There are a number of variables that are considered during the calculation of your credit score.
These can include:
- One of the biggest impacts on your credit score can be numerous applications to different credit providers within a short period, so if you’re “shopping around” for credit. This will increase the number of credit enquiries on your credit file and is less favourable than having infrequent and fewer credit enquiries.
- The spread of credit enquiries over time can influence your credit score. Older credit enquiries have a different level of risk associated with them than more recent credit enquiries. That’s why it’s so important to keep your credit enquiries to an absolute minimum.
- Of course, negative information such as defaults, serious credit infringements, bankruptcies, and court judgements are high risk indicators and can also adversely impact your credit score.
- There are a number of other potential risks, which are derived from your personal details, which can include your age, length of employment as well as length of time at your current address. Credit assessors generally like to see stability of employment and in your living situation, which both can improve your credit score.
- The age of your credit history can also impact your credit score, so a credit file with a longer credit history will have a different level of risk than a newer file with a limited credit history.

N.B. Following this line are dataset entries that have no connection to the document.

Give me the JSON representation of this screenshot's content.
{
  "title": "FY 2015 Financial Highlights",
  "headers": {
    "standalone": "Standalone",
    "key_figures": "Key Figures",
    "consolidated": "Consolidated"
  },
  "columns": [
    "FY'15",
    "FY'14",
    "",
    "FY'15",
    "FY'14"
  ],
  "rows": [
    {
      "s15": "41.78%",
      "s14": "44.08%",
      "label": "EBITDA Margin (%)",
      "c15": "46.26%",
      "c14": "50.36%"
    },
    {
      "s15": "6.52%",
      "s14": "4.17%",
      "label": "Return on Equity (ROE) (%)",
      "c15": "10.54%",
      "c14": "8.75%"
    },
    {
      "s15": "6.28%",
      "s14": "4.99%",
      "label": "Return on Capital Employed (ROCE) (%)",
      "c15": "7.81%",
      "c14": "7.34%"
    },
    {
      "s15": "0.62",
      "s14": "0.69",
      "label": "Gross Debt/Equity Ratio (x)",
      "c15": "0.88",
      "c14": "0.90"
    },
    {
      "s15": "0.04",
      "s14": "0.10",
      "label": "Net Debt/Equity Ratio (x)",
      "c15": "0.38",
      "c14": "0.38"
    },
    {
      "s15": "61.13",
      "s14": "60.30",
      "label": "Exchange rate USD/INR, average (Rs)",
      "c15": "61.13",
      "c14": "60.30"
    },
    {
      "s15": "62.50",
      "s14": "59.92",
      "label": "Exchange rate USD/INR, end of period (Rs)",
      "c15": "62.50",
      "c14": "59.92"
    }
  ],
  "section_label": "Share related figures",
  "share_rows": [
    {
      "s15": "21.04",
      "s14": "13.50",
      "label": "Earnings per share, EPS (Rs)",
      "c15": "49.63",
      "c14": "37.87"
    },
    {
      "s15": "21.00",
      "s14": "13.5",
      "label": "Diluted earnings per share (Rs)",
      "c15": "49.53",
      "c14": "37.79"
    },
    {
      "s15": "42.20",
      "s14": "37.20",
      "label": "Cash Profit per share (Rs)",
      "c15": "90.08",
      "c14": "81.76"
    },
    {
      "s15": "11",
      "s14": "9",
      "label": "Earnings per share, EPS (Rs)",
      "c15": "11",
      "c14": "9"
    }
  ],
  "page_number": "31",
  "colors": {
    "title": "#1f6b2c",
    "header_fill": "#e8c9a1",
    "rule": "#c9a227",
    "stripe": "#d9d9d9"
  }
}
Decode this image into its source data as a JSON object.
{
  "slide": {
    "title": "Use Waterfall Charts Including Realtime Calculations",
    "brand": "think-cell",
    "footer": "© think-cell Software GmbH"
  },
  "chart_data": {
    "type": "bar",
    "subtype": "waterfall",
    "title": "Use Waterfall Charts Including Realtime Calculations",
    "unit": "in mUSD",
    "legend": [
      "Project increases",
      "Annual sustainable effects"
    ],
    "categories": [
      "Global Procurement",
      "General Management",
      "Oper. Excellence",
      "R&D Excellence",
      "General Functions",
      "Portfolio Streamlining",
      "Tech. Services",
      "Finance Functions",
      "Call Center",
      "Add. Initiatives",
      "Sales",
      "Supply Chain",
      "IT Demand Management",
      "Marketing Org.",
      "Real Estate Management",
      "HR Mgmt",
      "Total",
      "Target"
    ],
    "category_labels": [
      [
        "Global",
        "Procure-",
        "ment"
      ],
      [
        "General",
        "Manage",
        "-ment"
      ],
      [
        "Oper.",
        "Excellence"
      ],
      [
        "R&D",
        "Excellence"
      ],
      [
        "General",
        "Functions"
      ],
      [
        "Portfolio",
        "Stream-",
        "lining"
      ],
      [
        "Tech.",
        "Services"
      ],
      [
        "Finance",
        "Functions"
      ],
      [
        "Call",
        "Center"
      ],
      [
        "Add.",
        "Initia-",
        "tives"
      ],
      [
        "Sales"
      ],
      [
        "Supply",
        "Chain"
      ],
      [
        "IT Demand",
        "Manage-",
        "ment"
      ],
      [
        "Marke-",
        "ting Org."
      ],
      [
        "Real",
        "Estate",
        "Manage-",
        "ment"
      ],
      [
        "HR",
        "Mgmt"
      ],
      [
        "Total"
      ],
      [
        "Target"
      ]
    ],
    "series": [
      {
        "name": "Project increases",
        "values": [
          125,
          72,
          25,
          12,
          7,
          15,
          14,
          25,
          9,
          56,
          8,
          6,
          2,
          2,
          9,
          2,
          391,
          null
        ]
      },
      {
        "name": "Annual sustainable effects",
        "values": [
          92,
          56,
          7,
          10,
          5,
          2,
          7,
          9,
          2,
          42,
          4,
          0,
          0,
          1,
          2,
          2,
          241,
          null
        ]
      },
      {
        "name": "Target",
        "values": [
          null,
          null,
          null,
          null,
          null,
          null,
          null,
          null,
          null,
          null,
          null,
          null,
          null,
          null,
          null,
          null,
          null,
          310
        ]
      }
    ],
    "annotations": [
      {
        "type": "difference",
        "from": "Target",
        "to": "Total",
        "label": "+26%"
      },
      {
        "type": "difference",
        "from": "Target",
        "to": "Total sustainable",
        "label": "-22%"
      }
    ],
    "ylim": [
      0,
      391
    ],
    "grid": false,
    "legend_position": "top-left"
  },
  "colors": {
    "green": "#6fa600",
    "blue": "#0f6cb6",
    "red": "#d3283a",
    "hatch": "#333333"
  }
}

- As we’ve discussed before, it can be more difficult for business owners to have credit applications approved. When calculating your credit score as a business owner, variables such as the location of your business, the length of time your business has operated at its current address, and the credit history information contained in the commercial section of your report may be considered.
What can I do to make my credit score better?
The number one thing that you can do to make your credit scores better is one of the most simple – seemingly.
Whether you’re in the market for credit or not, you should always pay your bills on time!
This includes credit cards or loan repayments.
We know it can be tricky to keep up with these, but online banking these days makes it much easier to never miss a bill payment by setting up reminders or scheduled payments.
That way you should never miss a payment – even if you’re on holiday at the time!
We always recommend paying off credit card balances in full in every month, but when it comes to your credit score it’s not the balance that’s the most important, it’s the credit card limit.
So, as well as paying off the balance monthly, consider lowering the limit from, say, $15,000 to $5,000 because it will be the limit that will be used in your credit score calculation rather than the balance.
Of course, this is even more critical if you have more than one credit card because all of the limits across the cards will be included in the calculation of your credit score.
In fact, it’s a better policy to axe any credit cards that you don’t use or are just there for a “rainy day” because that will likely have a favourable impact on your credit score.
Also if don’t have a credit card (which isn’t necessarily a bad thing) you should consider getting one – as long as you can pay off the balance every month.
You see, the thing is, your credit score is partly assessed on your ability to manage debt such as a credit card or a personal loan, so it’s important that you can show that you’re responsible and can pay off debt promptly.